Part C — Self-evaluation
After writing both explanations, answer:
- Which explanation was harder to write? Why?
- What is the core insight that both explanations must convey, regardless of audience?
- If the interviewer asks “What is multi-head attention and why do we need it?” — write your 60-second answer here.
Why this exercise matters
The ability to explain self-attention at multiple levels is a reliable signal in interviews. A candidate who can only recite the formula likely memorized it. A candidate who can explain it to a 5-year-old and then derive the O(n²) complexity on the spot has understood it.

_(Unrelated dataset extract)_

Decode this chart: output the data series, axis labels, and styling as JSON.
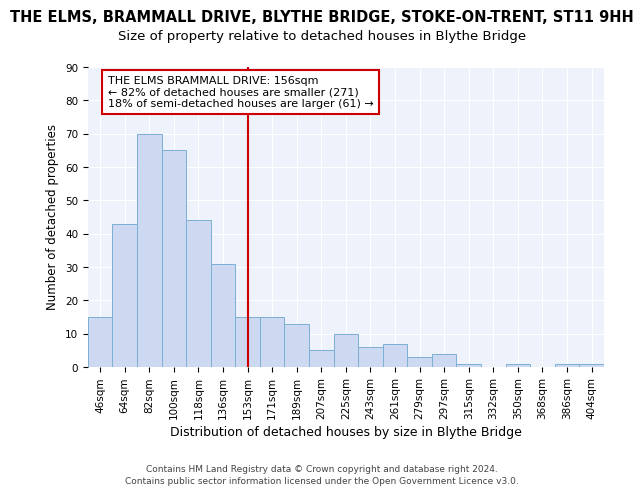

This exercise also builds the metacognitive skill of knowing when you truly understand something vs. when you have pattern-matched on the words.
Completion Checklist
Mark each exercise complete when you can do the following without referring to notes:
- Exercise 1: State the token count range for English prose, code, and Japanese text without running the script.
- Exercise 2: Draw the transformer block from memory with all residual connections and layer norms in the right places.
- Exercise 3: Given any chatbot scenario, justify your architecture choice in under 2 minutes.
- Exercise 4: Explain in one sentence what temperature controls and give a concrete example of when to use 0 vs 1.0.
- Exercise 5: Deliver the 5-year-old explanation without hesitation, then give the O(n²) derivation on the spot.
When all five are checked, you are ready for the 01-prompting-fundamentals module.